Absolument. Nous sommes quotidiennement traversés par les flux d’informations les plus variés, on passe d’actualités tragiques àdes vidéos de chatons, de déclarations politiques au dernier son de Jul. Tout se juxtapose et s’entrechoque dans notre cerveau enun cut-up permanent auquel il s’est pourtant complètement habitué. Comment accueillir cette multiplicité sans l’uniformiser ? Je crois qu’il y a un enjeu particulier pour le théâtre à embrasser une telle pluralité ; à tenter de représenter le plus de réalités possibles, à créer des formes où toutes ces multiples dimensions pourraient cohabiter, dialoguer, être vécues ensemble en même temps — et même, peut-être, se composer dans une forme d'harmonie et de lisibilité.
Comment s’établit une telle cohabitation ?

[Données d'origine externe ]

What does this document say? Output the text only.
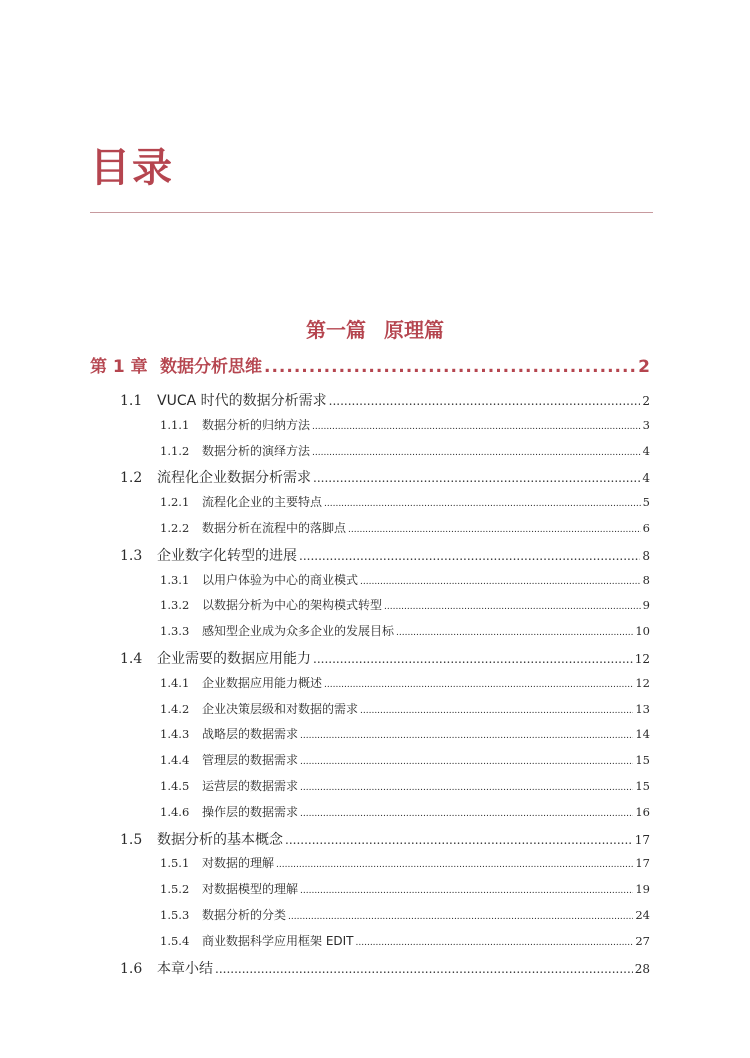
目录
第一篇 原理篇
第 1 章 数据分析思维 .....	2
1.1	VUCA 时代的数据分析需求 .....	2
1.1.1	数据分析的归纳方法 .....	3
1.1.2	数据分析的演绎方法 .....	4
1.2	流程化企业数据分析需求 .....	4
1.2.1	流程化企业的主要特点 .....	5
1.2.2	数据分析在流程中的落脚点 .....	6
1.3	企业数字化转型的进展 .....	8
1.3.1	以用户体验为中心的商业模式 .....	8
1.3.2	以数据分析为中心的架构模式转型 .....	9
1.3.3	感知型企业成为众多企业的发展目标 .....	10
1.4	企业需要的数据应用能力 .....	12
1.4.1	企业数据应用能力概述 .....	12
1.4.2	企业决策层级和对数据的需求 .....	13
1.4.3	战略层的数据需求 .....	14
1.4.4	管理层的数据需求 .....	15
1.4.5	运营层的数据需求 .....	15
1.4.6	操作层的数据需求 .....	16
1.5	数据分析的基本概念 .....	17
1.5.1	对数据的理解 .....	17
1.5.2	对数据模型的理解 .....	19
1.5.3	数据分析的分类 .....	24
1.5.4	商业数据科学应用框架 EDIT .....	27
1.6	本章小结 .....	28
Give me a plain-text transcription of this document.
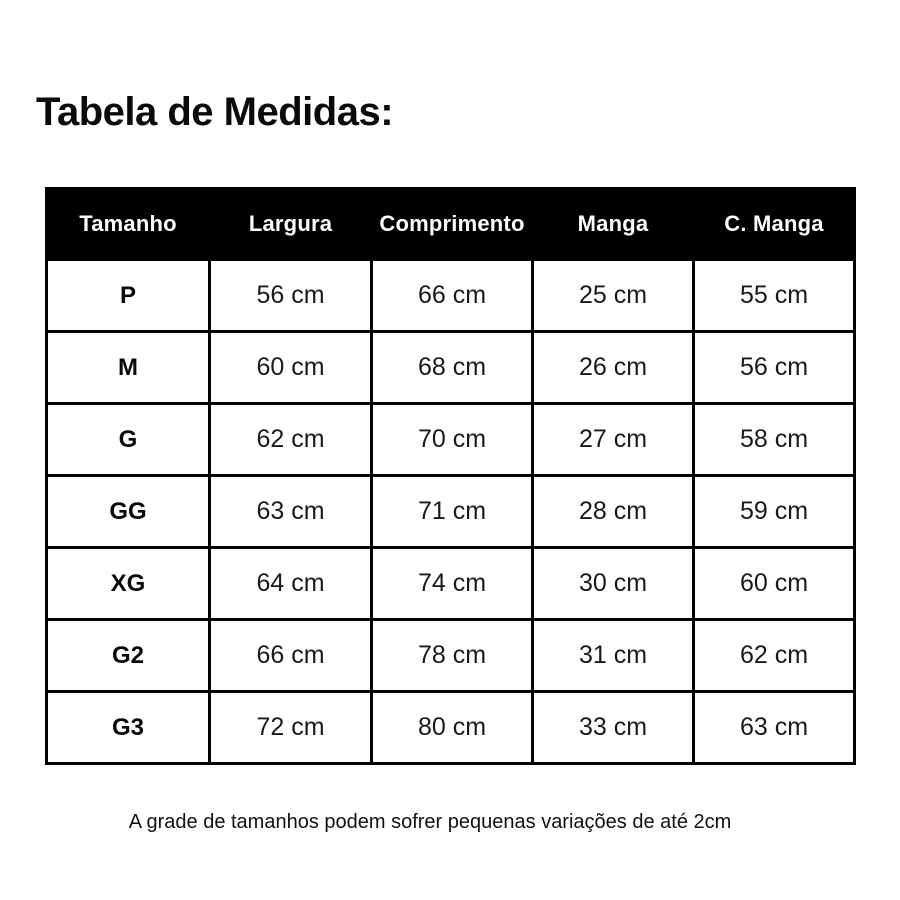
Tabela de Medidas:
Tamanho	Largura	Comprimento	Manga	C. Manga
P	56 cm	66 cm	25 cm	55 cm
M	60 cm	68 cm	26 cm	56 cm
G	62 cm	70 cm	27 cm	58 cm
GG	63 cm	71 cm	28 cm	59 cm
XG	64 cm	74 cm	30 cm	60 cm
G2	66 cm	78 cm	31 cm	62 cm
G3	72 cm	80 cm	33 cm	63 cm

A grade de tamanhos podem sofrer pequenas variações de até 2cm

La question qui se pose à nos adeptes fictifs, c’est : « OK, nous vivons chacun dans un monde particulier, mais quelles sont les choses qui composent notre monde commun ? » Leur méthode, cependant, ne va pas procéder par réduction ou soustraction, ils ne vont pas chercher le plus petit nombre de choses au croisement de tous les mondes (les choses réputées « universelles ») : ils vont au contraire miser sur la somme ou la multiplication de choses spécifiques et particulières. Comme si toutes les communautés mettaient pour ainsi dire leurs choses particulières au pot commun. Le pari, c’est de conserver la spécificité (certaines choses appartiennent bien à certains mondes) tout en créant un plan où toutes coexistent pour tout le monde (sans s’exclure les unes les autres). Pour ce faire, il faut suspendre les positions morales ou politiques, commencer par isoler chaque chose, la couper de son contexte, la libérer de ses rapports habituels. Il faut pratiquer un principe de disjonction qui enchaîne des éléments sans lien apparent et ainsi « conjurer le démon associatif ». Une fois séparées, on peut contempler ces choses et les célébrer sans jugement. Il s’agit de construire ensemble un plan où règnerait un strict principe d’égalité, une sorte de démocratie totale de toutes les choses. Cela implique de renoncer à une forme de sens critique, de descendre en dessous du plan des choses pour les considérer dans leur simple présence.
Mais que faire des dissensions politiques ?
C’est toute la question. Cette religion fictive propose un espace irénique, complètement apaisé, où l’on se rassemble le temps d’une cérémonie pour suspendre notre jugement. Mais on ne prétend pas faire disparaître les oppositions qui animent la société. C’est plutôt un pari : après la célébration, peut-être regardera-t-on ces conflits différemment. Sans résoudre magiquement les divergences, il s’agit de les replacer dans un monde plus vaste, où chaque chose a sa place et où, malgré tout, nous pouvons faire communauté.
Propos recueillis par Tony Abdo-Hanna, février 2025.